Pierre hocha doucement la tête, mais son regard se perdit à nouveau, comme emporté par le vent au-delà des arbres. Camille, quant à elle, resta figée, absorbant chaque détail de ce moment : la lumière sur son visage, les rides marquées par le temps, et ce sourire fragile qui flottait sur ses lèvres.
"Tu te souviens… quand on allait à la plage, maman et moi ?" tenta-t-elle finalement, sa voix vacillante.
Il cligna des yeux, et un sourire furtif joua sur ses lèvres. "Tu courais… toujours trop vite. Je te… je te disais de ralentir."
Camille sentit son cœur se serrer à ces mots. "Et toi, tu restais toujours en arrière, les mains dans les poches," murmura-t-elle, son propre sourire empreint d’amertume.
Pierre hocha la tête, mais son sourire s’effaça rapidement. "Je regardais… l’horizon. Toujours… l’horizon."
Le silence retomba entre eux, mais cette fois, il était chargé d’une émotion différente, plus intime.
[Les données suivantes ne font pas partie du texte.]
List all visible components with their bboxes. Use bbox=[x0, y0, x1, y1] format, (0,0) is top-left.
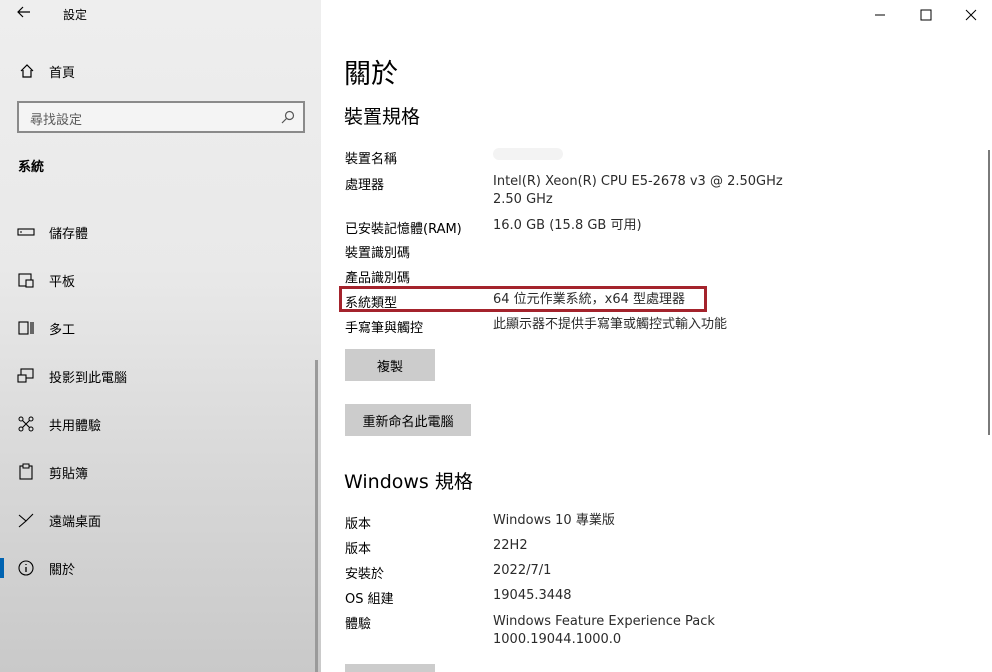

Camille sentit une larme perler au coin de son œil, mais elle l’essuya rapidement, refusant de se laisser aller.
"Papa," dit-elle doucement, "qu’est-ce que l’océan représente pour toi ?"
Il leva les yeux vers elle, et pour un instant, son regard sembla percer la brume de sa mémoire. "L’océan… c’est… tout. Les vagues emportent tout… et elles ramènent aussi… des choses." Il marqua une pause, luttant pour rassembler ses pensées. "Je veux… voir ce que les vagues ont ramené pour moi."
Ces mots, bien qu’hésitants, frappèrent Camille avec une force inattendue. Elle hocha lentement la tête, son esprit en ébullition.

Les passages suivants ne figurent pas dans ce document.